Und so ist es am Ende die demonstrative Geschlossenheit, die im Mittelpunkt stehen soll. Das Ergebnis ist mau, alle heiklen Fragen, die sich das Bündnis in der Zukunft stellen muss, wurden vertagt. Wirklich neu ist lediglich, dass die Nato China zunehmend als Bedrohung wahrnimmt. Aber während die USA hier eine konfrontativere Linie der Allianz fordern, sind die Europäer dagegen. Außerdem ist es fraglich, ob eine neue Bedrohung ausreicht, um die divergierenden Interessen innerhalb der Nato auch in Zukunft zusammenzuhalten.

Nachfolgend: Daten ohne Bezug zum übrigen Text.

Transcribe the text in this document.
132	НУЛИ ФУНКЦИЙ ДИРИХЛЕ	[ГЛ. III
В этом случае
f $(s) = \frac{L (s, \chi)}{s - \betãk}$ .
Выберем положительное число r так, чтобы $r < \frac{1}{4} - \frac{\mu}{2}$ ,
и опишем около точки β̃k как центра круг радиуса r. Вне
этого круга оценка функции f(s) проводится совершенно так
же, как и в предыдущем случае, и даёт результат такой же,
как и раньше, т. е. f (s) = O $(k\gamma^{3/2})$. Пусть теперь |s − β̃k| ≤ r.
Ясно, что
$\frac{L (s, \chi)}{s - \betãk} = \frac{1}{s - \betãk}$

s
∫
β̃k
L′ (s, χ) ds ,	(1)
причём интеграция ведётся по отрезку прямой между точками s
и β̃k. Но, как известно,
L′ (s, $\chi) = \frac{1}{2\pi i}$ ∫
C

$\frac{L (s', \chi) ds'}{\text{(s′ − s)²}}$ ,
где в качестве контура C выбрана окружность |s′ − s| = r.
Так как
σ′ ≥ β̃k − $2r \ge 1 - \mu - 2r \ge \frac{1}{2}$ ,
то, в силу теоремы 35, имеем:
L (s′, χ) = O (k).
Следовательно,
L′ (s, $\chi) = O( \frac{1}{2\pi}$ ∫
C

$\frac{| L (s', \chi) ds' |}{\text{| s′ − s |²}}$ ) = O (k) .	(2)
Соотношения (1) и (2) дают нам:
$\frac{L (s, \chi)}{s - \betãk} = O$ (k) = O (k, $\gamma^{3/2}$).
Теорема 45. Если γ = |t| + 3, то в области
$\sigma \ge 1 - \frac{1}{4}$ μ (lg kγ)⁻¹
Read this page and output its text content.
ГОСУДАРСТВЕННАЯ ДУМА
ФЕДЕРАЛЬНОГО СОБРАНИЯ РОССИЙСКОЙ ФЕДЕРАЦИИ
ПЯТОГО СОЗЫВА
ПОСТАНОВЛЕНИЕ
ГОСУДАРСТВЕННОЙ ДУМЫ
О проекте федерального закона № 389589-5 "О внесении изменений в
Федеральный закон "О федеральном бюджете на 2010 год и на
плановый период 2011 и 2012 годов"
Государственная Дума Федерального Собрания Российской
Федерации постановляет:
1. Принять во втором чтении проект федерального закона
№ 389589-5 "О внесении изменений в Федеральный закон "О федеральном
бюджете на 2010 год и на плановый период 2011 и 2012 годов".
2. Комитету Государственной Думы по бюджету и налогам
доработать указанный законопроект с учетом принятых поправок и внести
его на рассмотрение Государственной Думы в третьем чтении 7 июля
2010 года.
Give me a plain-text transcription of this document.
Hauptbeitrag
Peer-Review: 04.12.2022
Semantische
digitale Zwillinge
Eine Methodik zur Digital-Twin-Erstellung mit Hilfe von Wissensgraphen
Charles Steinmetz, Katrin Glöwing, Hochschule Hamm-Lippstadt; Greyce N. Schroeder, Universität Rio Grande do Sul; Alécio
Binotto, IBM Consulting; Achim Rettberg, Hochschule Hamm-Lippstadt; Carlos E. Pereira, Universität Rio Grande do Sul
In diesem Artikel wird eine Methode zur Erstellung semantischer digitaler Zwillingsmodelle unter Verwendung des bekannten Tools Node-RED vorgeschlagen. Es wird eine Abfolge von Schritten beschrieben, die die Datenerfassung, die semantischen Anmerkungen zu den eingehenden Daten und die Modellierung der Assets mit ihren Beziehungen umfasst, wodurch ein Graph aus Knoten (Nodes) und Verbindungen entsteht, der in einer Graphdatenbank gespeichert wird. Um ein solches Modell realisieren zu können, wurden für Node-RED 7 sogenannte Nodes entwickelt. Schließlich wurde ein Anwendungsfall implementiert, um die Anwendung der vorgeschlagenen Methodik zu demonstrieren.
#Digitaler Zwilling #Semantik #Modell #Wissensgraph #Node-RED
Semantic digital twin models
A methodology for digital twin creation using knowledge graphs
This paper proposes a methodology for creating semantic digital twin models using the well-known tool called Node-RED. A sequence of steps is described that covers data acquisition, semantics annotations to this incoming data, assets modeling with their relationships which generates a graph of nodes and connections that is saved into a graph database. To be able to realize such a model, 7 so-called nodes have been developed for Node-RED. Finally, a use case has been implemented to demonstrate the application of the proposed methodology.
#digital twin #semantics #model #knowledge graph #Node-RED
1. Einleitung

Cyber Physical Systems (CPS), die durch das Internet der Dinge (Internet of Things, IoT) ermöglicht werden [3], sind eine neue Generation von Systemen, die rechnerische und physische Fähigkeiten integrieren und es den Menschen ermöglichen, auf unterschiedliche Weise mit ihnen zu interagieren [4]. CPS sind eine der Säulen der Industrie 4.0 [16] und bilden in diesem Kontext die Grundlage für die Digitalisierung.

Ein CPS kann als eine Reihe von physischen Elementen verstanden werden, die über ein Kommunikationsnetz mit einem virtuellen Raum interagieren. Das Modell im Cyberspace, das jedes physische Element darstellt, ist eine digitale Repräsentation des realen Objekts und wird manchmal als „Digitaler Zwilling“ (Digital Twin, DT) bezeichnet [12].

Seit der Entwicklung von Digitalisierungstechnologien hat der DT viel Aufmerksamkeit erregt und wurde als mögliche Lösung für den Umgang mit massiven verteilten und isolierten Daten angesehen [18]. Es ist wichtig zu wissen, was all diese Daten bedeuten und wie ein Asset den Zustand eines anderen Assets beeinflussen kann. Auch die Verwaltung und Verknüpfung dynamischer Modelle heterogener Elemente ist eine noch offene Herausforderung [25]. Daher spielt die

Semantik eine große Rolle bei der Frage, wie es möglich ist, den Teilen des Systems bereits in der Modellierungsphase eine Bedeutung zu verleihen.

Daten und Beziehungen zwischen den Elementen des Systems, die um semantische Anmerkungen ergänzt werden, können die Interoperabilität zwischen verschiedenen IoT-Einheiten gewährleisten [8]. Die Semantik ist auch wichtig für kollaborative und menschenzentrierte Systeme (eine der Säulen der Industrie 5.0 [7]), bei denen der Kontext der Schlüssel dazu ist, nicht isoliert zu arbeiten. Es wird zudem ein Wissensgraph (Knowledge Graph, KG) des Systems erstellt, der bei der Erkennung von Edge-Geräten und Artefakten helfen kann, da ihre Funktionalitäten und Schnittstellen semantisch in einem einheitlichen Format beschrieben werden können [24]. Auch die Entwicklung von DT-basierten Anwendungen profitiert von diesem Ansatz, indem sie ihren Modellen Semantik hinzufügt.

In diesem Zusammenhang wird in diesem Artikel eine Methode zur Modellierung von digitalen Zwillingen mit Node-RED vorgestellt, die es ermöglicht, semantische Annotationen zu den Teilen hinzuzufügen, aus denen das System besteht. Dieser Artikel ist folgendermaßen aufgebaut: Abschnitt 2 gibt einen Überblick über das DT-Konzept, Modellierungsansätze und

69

Das weiß auch Jens Stoltenberg. Am zweiten Gipfeltag gibt sich die Nato alle Mühe, zu demonstrieren, dass sie alles andere als hirntot ist. Stoltenberg ist während der zwei Tage stets darum bemüht, die Gemeinsamkeiten innerhalb des Bündnisses zu betonen. "So wie sich die Welt um uns herum verändert, wird sich auch die Nato weiter verändern", sagt der Generalsekretär auf seiner abschließenden Pressekonferenz. Die Stärke der Nato sei, dass alle der mittlerweile 29 Alliierten trotz Differenzen bislang immer gemeinsam hinter der Kernaufgabe des Bündnisses gestanden hätten. Diese laute, sich gegenseitig zu schützen und zu verteidigen. "Wir stehen zusammen, alle für einen und einer für alle."

Es brodelt in der Nato

Doch es ist kein Zufall, dass sich Stoltenberg immer zu derartigen Parolen gezwungen fühlt. Der Nato-Gipfel in London hat gezeigt, dass das Militär- und Verteidigungsbündnis in Takt ist, aber das Wertebündnis bröckelt. In der Abschlusserklärung heißt es, die Nato garantiere die Sicherheit des Bündnisgebiets, seiner eine Milliarde Bürger und dazu auch gemeinsame Werte wie Demokratie, Menschenrechte und Rechtsstaatlichkeit. Zumindest für oppositionelle Politiker und Medien in Nato-Ländern wie der Türkei, Polen und Ungarn dürfte das wie Hohn klingen.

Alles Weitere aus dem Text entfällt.